As for the cricketers themselves, they might no longer face the level of independent, and critical, coverage that they did a generation ago, but their techniques have never been more on show. Tom Banton was a case in point - one of the most dangerous T20 players in the world was ill at ease in making 29 as Ryan Higgins and David Payne found swing and seam with the new ball, ample to justify a decision to bowl first. He played on, an indeterminate prod at Payne's inswinger. Holding down the opening spot in the Championship will aid Banton's all-round development, although it will demand reassessment if he is to succeed.
Danger increased whenever Higgins and Payne had the ball, but there was also a promising seam-bowling debut from Dominic Goodman, a 20-year-old student at Exeter University, who looked a dependable sort, found a bit of bounce at times and deserved his reward when he swung the second new ball to have Josh Davey caught at slip. "A big lad who makes good use of his height," said Higgins, and so he was.
There are some county batting line-ups where watching on the TV would have made it tempting to channel hop after lunch, although BBC 2 had kindly scheduled something called 800 Words in the post-prandial slot which was a useful reminder for any journalists watching on TV where their priorities lay.
Somerset, in any case, are highly entertaining, worthy of a close watch, and this time it was Steve Davies and Craig Overton who rallied them from 110 for 5 with a stand of 116 in 30 overs. Overton, promoted to No. 7, which will please England, remained naturally bullish, while Davies, happily feasting on anything short and wide, was as crisp and clean as a sanitised kitchen. Overton fell to a fine delivery from Higgins; Davies fell more disappointingly, hanging out his bat so markedly that he chopped on an outswinger from Payne.
Back in 2007, in the last West Country Championship derbies, Somerset won both matches handsomely, with Andy Caddick proving to be Gloucestershire's nemesis on both occasions. This time, Somerset's advantage is slighter, but if conditions remain the same they have the edge.
Somerset have always been one of the forerunners of online streaming, their offering marshalled by the impressive Ben Warren, a master of chilled-out commitment. Their YouTube and Facebook sessions totalled combined figures of more than 80,000 on the first day with the average session time more than 15 minutes.
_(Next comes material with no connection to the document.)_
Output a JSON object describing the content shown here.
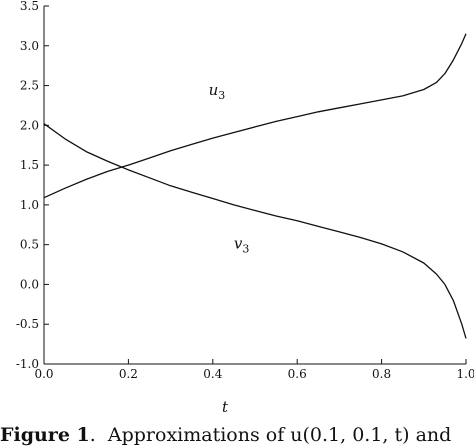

As impressive as county cricket's commitment to online streaming is, as vital a lifeline as it may prove to be, it cannot match the real thing. County clubs are communal or they are nothing. Forster's message in The Machine Stops was that the move to a globalised, technological-driven society must not be allowed to destroy our humanity and our connection with the natural world; that progress must be tempered with such community, with human relationships and a beating heart.
For those who retain an affinity to England's professional circuit, the need to protect the game's soul need not be explained. Somerset supporters watching online will have missed, as many of us do, a coffee in the Stragglers, the renewal of acquaintances by the pavilion and the ear-shattering wisdom of Tractor Driver in front of the scoreboard. It is those who question the circuit's continued existence who need to learn the lessons provided by a dystopian novel or two.